Our Lord and Savior worked. There is little doubt that He served in the carpenter shop under the instruction of His earthly father Joseph, putting in long hours, learning skill, care, responsibility, and above all, the glory of work as a gift to glorify His heavenly Father. He did always those things that please the Father. Later He chose almost all His disciples from those who labored with their hands. Even the apostle Paul, a man of brilliant intellect, made tents.
Booker T. Washington, an African-American who grew up in the South when members of his race were expected to do the hardest and dirtiest jobs, learned his greatest lesson from the example of a Christian woman. A New Englander, the founder of the Hampton Institute, she herself washed the windows the day before school started, so it would be nice for those children who had been born slaves.

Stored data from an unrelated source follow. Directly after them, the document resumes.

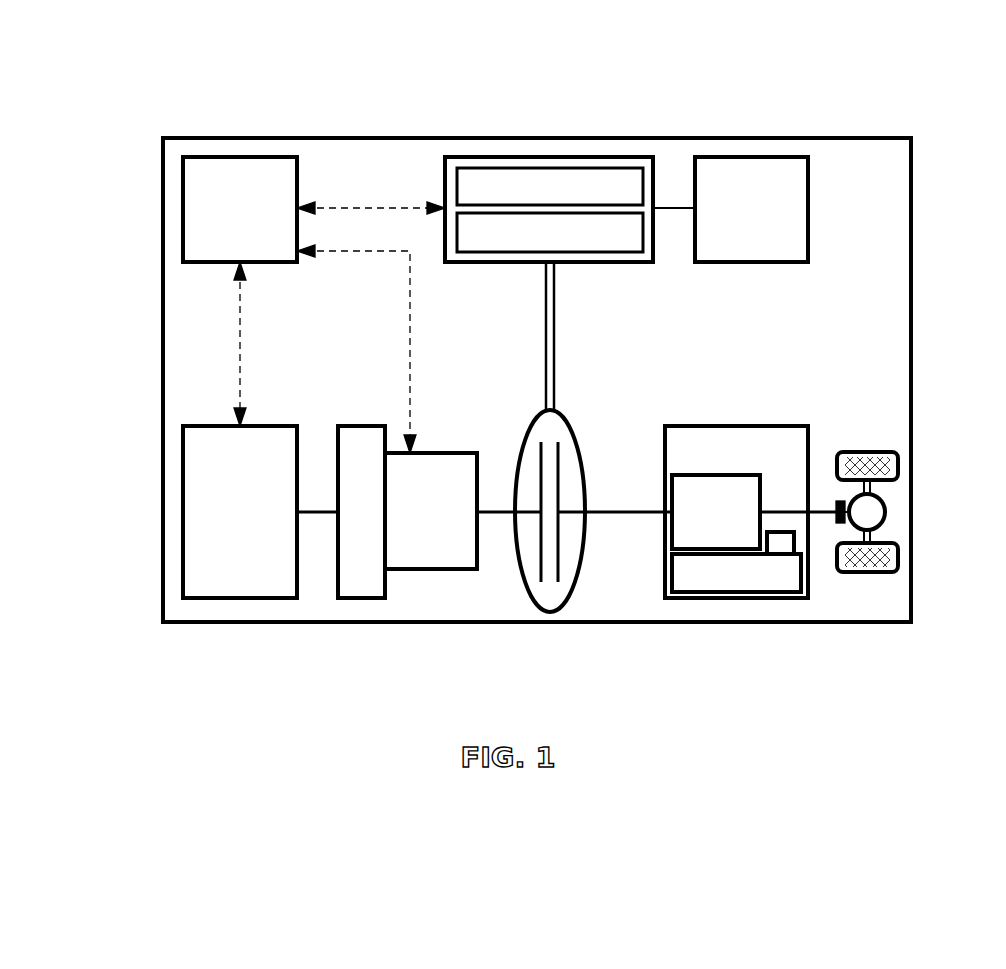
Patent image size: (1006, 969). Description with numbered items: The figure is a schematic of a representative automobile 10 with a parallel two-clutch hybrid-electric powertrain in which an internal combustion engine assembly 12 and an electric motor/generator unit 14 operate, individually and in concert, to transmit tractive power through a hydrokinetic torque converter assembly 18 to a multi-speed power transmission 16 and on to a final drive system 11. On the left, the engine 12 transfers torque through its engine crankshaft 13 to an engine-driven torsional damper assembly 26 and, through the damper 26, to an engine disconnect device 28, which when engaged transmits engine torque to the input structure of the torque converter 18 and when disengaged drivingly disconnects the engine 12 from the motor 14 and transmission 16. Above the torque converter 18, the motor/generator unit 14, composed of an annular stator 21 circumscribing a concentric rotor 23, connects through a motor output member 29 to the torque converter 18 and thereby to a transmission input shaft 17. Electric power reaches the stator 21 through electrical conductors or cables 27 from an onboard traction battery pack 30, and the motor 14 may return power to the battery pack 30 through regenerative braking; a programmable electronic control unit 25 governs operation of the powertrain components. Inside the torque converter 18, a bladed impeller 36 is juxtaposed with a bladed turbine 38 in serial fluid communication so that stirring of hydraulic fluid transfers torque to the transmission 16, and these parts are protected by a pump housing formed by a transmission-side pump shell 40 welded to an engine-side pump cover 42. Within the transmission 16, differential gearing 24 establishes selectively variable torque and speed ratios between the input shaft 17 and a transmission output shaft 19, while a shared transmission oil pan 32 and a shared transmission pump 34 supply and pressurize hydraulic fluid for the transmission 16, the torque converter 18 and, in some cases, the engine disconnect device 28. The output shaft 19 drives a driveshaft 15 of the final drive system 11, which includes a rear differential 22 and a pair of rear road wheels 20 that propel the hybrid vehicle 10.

The automobile 10 is at (155, 121).
The final drive system 11 is at (888, 336).
The internal combustion engine assembly 12 is at (195, 426).
The engine crankshaft 13 is at (316, 510).
The electric motor/generator unit 14 is at (462, 157).
The driveshaft 15 is at (826, 505).
The multi-speed power transmission 16 is at (675, 426).
The transmission input shaft 17 is at (617, 510).
The hydrokinetic torque converter assembly 18 is at (580, 565).
The transmission output shaft 19 is at (777, 508).
The road wheels 20 is at (862, 452).
The annular stator 21 is at (455, 175).
The rear differential 22 is at (887, 512).
The rotor 23 is at (455, 227).
The differential gearing 24 is at (714, 475).
The programmable electronic control unit 25 is at (193, 157).
The torsional damper assembly 26 is at (378, 426).
The electrical conductors or cables 27 is at (668, 207).
The engine disconnect device 28 is at (452, 453).
The motor output member 29 is at (543, 292).
The traction battery pack 30 is at (723, 157).
The transmission oil pan 32 is at (714, 572).
The transmission pump 34 is at (778, 540).
The bladed impeller 36 is at (527, 590).
The bladed turbine 38 is at (565, 590).
The transmission-side pump shell 40 is at (585, 540).
The engine-side pump cover 42 is at (517, 575).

Is work a necessary evil, even a curse? A Christian who spent many years in Soviet work camps, learning to know work at its most brutal, its most degrading and dehumanizing, testified that he took pride in it, did the best he could, worked to the limit of his strength each day. Why? Because he saw it as a gift from God, coming to him from the hand of God, the very will of God for him. He remembered that Jesus did not make benches and roofbeams and plow handles by means of miracles, but by means of saw, axe, and adze.
Wouldn't it make an astounding difference, not only in the quality of the work we do (in office, schoolroom, factory, kitchen, or backyard), but also in our satisfaction, even our joy, if we recognized God's gracious gift in every single task, from making a bed or bathing a baby to drawing a blueprint or selling a computer? If our children saw us doing "heartily as unto the Lord" all the work we do, they would learn true happiness. Instead of feeling that they must be allowed to do what they like, they would learn to like what they do.
St. Ignatius Loyola prayed, "Teach us, Good Lord, to labor and to ask for no reward save that of knowing that we do Thy will." As I learn to pray that prayer, I find that there are many more rewards that come along as fringe benefits. As we make an offering of our work, we find the truth of a principle Jesus taught: Fulfillment is not a goal to achieve, but always the by-product of sacrifice.

By: Elizabeth Elliot

I had a friend a few years ago, do a speech about the children of this society and how that they are not being taught how to work. They are lazy and grumpy about the littlest bit of work they have to do. She did a fabulous job on her speech, and her experience made it even more believable. She has a lot of siblings. Anyway, she made some great points that this article made me think about. Such as, if we do not teach children to find joy in their tasks now, and how to do the tasks efficiently even if they do not like them. We are harming the next generation in many aspects. Those children will grow up and when they do, they will not have a good work ethic, they will not have joy in their daily lives. They will be miserable, and they will not be the example God has called us to be. I think Mrs. Elliot does a great job expressing some concerns, and commands of the Lord. She is giving us a charge.